When Bel Group reported that its US snacking revenue had grown double digits over consecutive recent quarters, it wasn't because Americans suddenly developed a new fondness for French cheese. It was because the company behind Babybel — those wax-wrapped mini rounds long treated as a lunchbox novelty — had systematically repositioned itself as a protein-forward, portion-controlled snack brand for a wellness-obsessed market. As Food Dive reports, Bel has quietly emerged as one of the most strategically adept legacy food companies operating in the US today — and the playbook deserves serious attention.
The conventional read on legacy dairy brands is that they're stuck. Declining milk consumption, plant-based competition, and younger shoppers gravitating toward newer labels should, in theory, leave a long-established cheese company boxed in. Bel's recent US trajectory suggests the opposite: that incumbent advantages — distribution networks, brand recognition, and R&D budgets — can be leveraged into genuine category reinvention when the strategy is sharp enough.

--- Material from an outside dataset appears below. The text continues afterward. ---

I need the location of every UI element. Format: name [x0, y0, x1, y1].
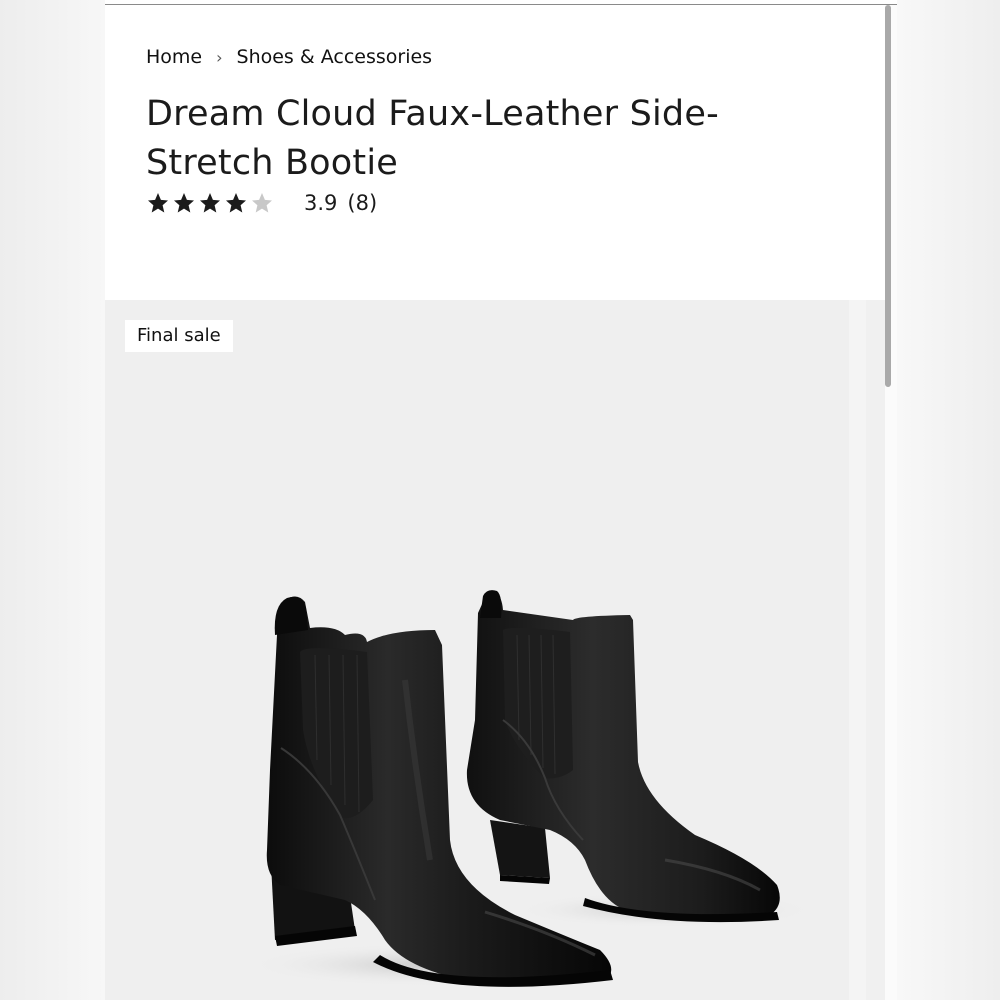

Food Dive reports that Bel's leadership has explicitly moved away from treating its heritage brands as products coasting on recognition. Instead, they've turned toward aggressive reformulation, new flavors, and new formats designed for American snacking habits. The company has been expanding Babybel's protein-forward messaging, rolling out plant-based versions, and pushing into adjacent categories where a single-serve dairy bite can compete with protein bars and Greek yogurt cups.
Part of the tailwind is structural. Coverage from DairyReporter frames Bel as a case study in how mid-sized dairy companies are surviving by leaning into flavor innovation, functional positioning, and ingredient trends rather than defending old territory. Portion control, visible protein content, and clean labels are doing the heavy lifting.
There's also a pharmaceutical wildcard. Le Monde has reported that the GLP-1 boom (Ozempic, Wegovy, and the broader class of anti-obesity drugs) is reshaping what Americans reach for when they do eat. Users on these drugs eat less but prioritize protein density per bite. An individually-wrapped cheese round with its protein content, shelf-stable in a lunch bag, fits that brief almost too neatly.
None of this means the health claims should go unexamined. A protein halo can obscure sodium levels, saturated fat, and the fact that a cheese snack is still a cheese snack. But the skepticism worth applying here is about the broader category, not Bel specifically. Every protein bar, fortified yogurt cup, and functional snack on the market trades on the same gap between nutritional marketing and actual dietary impact. What distinguishes Bel's move is not that it's uniquely virtuous — it's that it's unusually well-executed for a legacy player. The company identified a structural shift in how Americans evaluate snacks and retooled faster than most incumbents manage.
The Bel story is a useful signal for where the grocery middle is heading. Shoppers are sorting snacks by what they deliver per bite — protein, fiber, satiety — rather than by aisle or brand loyalty. That's why plant-based players and legacy dairy brands increasingly find themselves competing for the same shelf space and the same five-minute window between meetings. We've covered how snacks that actually hold you over are winning on exactly this logic.
Who profits from the new healthy-snack narrative? Companies with distribution, recognizable packaging, and the R&D budget to reformulate quickly. Bel has all three. The company's plant-based Babybel line means it's hedged across both the dairy and dairy-alternative sides of the same trend — a strategic position most startups can't replicate and most legacy competitors haven't attempted.
For the curiously conscious shopper, the takeaway is less about picking a team and more about reading the label. A protein claim is not a nutrition plan. But the fact that a French cheese company is now competing on the same turf as protein bar startups and oat milk brands says something real about where American eating is headed: smaller portions, louder functional claims, and a lot more overlap between categories that used to sit in separate aisles. Bel didn't invent that shift. But it read the market better than most, and moved while competitors were still debating whether the trend was real.